The vacancy fraction of a particular metal is found to double as the temperature of the metal is increased from 700 degrees C to 850 degrees C. Calculate the enthalpy of vacancy formation for this metal. Express your answer in units of eV.

0.435 thanks

can you give steps please

To calculate the enthalpy of vacancy formation for the metal, we need to apply the Arrhenius equation. The Arrhenius equation gives us the relationship between the vacancy concentration and temperature for a given metal.

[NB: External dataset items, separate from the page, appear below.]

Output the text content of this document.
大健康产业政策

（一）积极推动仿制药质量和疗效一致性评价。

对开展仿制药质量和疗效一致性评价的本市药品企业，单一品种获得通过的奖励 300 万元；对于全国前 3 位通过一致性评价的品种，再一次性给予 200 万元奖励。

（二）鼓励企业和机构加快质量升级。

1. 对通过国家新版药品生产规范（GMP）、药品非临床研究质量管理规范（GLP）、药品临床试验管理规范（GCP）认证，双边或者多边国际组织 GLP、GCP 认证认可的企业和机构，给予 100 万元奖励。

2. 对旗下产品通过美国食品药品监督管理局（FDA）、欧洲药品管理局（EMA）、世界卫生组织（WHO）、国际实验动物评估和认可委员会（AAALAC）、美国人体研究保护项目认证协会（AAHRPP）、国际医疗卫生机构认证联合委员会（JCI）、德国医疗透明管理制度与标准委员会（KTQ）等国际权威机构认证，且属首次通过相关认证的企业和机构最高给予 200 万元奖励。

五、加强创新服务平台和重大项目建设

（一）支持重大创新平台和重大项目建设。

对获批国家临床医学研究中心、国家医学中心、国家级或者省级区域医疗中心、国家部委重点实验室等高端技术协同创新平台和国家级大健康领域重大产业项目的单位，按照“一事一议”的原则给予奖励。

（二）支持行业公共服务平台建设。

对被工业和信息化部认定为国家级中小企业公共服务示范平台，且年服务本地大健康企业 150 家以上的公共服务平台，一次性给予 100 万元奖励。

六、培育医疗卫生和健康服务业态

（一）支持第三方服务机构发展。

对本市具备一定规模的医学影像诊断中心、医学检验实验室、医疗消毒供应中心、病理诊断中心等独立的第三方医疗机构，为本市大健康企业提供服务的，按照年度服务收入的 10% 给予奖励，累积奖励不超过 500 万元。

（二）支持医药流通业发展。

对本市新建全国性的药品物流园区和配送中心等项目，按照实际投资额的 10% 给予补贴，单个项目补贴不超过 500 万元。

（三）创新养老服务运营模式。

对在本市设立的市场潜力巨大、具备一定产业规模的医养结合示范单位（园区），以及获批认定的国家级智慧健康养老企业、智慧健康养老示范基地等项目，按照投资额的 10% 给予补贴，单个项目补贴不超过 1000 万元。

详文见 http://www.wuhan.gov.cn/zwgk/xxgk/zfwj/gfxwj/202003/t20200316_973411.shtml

The Arrhenius equation is given by:

k = A * exp(-Q/RT)

Where:
k is the rate constant,
A is the pre-exponential factor,
Q is the activation energy,
R is the gas constant (8.314 J/(mol·K)),
T is the temperature in Kelvin.

In our case, since we want to calculate the enthalpy of vacancy formation, we can assume that the activation energy (Q) is related to the enthalpy (ΔH) through the equation:

Q = ΔH + RT

Now, let's define our problem. Given that the vacancy fraction doubles when the temperature is increased from 700 degrees C (T1) to 850 degrees C (T2), we can write the equation as follows:

k(T2) = 2 * k(T1)

Using the Arrhenius equation, we have:

A * exp(-Q/T2) = 2 * A * exp(-Q/T1)

Canceling out the pre-exponential factor (A) and taking the natural logarithm of both sides, we get:

ln(2) = -Q/T1 + Q/T2

Now, we can substitute Q = ΔH + RT into the equation:

ln(2) = -ΔH/RT1 + ΔH/RT2

Next, we'll rearrange the equation to isolate ΔH:

ln(2) = ΔH/R * (1/T2 - 1/T1)

Finally, we can solve for ΔH:

ΔH = R * ln(2) * (T2 - T1) / (T1 * T2)

Now we can plug in the values:

T1 = 700 °C = 973.15 K
T2 = 850 °C = 1123.15 K
R = 8.314 J/(mol·K)

Calculating ΔH:

ΔH = 8.314 J/(mol·K) * ln(2) * (1123.15 K - 973.15 K) / (973.15 K * 1123.15 K)

Using a scientific calculator, we find:

ΔH ≈ 0.673 eV

Therefore, the enthalpy of vacancy formation for this metal is approximately 0.673 eV.